Il settimanale “Gente” mette in copertina il lato B di Chanel, la figlia 13enne di Francesco Totti e Ilary Blasi, […]
Il settimanale “Gente” mette in copertina il lato B di Chanel, la figlia 13enne di Francesco Totti e Ilary Blasi, e sui social monta l’indignazione. A che serve pixelare il volto, si chiedono in tanti, se poi si puntano i riflettori sul fondoschiena di una minorenne paragonandolo a quello della celebre madre. Quest’ultima, nelle scorse ore, ha rotto il silenzio con una Instagram Story.
“Ringrazio il direttore Monica Mosca per la sensibilità dimostrata mettendo in copertina il lato B di mia figlia minorenne senza curarsi del problema sempre più evidente della sessualizzazione e mercificazione del corpo delle adolescenti”, ha scritto.

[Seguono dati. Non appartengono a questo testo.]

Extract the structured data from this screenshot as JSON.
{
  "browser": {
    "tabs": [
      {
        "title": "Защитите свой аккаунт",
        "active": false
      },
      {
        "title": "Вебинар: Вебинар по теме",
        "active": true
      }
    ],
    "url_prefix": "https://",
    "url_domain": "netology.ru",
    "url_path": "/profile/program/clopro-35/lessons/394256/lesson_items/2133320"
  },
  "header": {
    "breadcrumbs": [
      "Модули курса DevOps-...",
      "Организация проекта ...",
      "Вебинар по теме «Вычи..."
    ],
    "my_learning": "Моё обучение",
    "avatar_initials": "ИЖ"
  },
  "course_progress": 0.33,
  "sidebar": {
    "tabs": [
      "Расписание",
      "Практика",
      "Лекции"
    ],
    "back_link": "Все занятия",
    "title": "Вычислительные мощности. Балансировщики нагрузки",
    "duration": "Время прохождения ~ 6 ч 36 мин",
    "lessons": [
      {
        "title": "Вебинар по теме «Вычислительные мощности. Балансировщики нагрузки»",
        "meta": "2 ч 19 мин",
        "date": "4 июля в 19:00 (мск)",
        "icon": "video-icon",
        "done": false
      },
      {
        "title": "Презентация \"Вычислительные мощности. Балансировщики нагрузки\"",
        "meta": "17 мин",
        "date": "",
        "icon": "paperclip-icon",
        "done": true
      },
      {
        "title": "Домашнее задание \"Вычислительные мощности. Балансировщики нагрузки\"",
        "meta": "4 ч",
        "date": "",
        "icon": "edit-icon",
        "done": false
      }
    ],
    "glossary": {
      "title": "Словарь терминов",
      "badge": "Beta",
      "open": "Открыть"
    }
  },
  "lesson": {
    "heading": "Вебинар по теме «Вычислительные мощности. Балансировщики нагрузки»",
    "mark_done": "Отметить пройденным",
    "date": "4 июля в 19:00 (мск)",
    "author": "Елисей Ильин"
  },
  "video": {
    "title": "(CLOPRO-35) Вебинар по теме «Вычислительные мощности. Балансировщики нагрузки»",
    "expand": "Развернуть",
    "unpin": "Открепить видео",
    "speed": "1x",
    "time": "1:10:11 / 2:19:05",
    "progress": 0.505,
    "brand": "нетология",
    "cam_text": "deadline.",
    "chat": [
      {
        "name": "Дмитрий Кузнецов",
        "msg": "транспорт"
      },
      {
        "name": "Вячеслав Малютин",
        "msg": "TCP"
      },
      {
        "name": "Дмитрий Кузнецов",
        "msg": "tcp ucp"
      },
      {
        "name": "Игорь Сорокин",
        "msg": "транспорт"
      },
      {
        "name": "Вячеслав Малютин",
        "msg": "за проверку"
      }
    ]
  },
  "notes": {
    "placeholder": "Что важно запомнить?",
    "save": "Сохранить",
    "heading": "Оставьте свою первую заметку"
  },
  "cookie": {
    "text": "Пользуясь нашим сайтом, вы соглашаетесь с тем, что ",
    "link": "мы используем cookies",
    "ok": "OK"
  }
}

“Questa storia della figlia di Francesco Totti e Ilary Blasi tredicenne sbattuta in copertina per il suo fondoschiena è indecente. Una direttrice di giornale dovrebbe avere una maggiore sensibilità verso una ragazza minorenne. Chieda scusa e si studi le leggi sulla stampa”, ha commentato la giornalista del Tg1 Tiziana Ferrario. “Che brutta copertina. E non c’è bisogno di spiegare il perché“, le fa fatto eco su Twitter il collega Giuseppe Candela.
“Non la posto tanto è ovunque. Il numero di ragazze e ragazzi con disturbi alimentari sale con costanza e c’è chi mette in copertina il c**o della 13enne Chanel Totti, sottolineando quanto somigli alla madre (il c**o sempre). Poi blurano il viso, per la tutela dei minori. Boh”, ha rilevato Claudia Rossi de “Il Fatto Quotidiano”. “Che si usi il corpo di una tredicenne per vendere una copia in più già di per sé è intollerabile. Che a farlo, concepirlo o anche solo avallarlo sia (ancora una volta) una donna, è semplicemente deprimente. Ma cosa deve succedere ancora perché l’Ordine dei giornalisti intervenga?”, si chiede Lorenzo Tosa.
Sulla vicenda interviene anche Telefono Azzurro. “Quando si parla di tutela dei minori è fondamentale che il mondo dell’informazione si schieri in prima linea: i principi della Carta di Treviso devono rappresentare un cardine in ogni scelta editoriale”, recita una nota.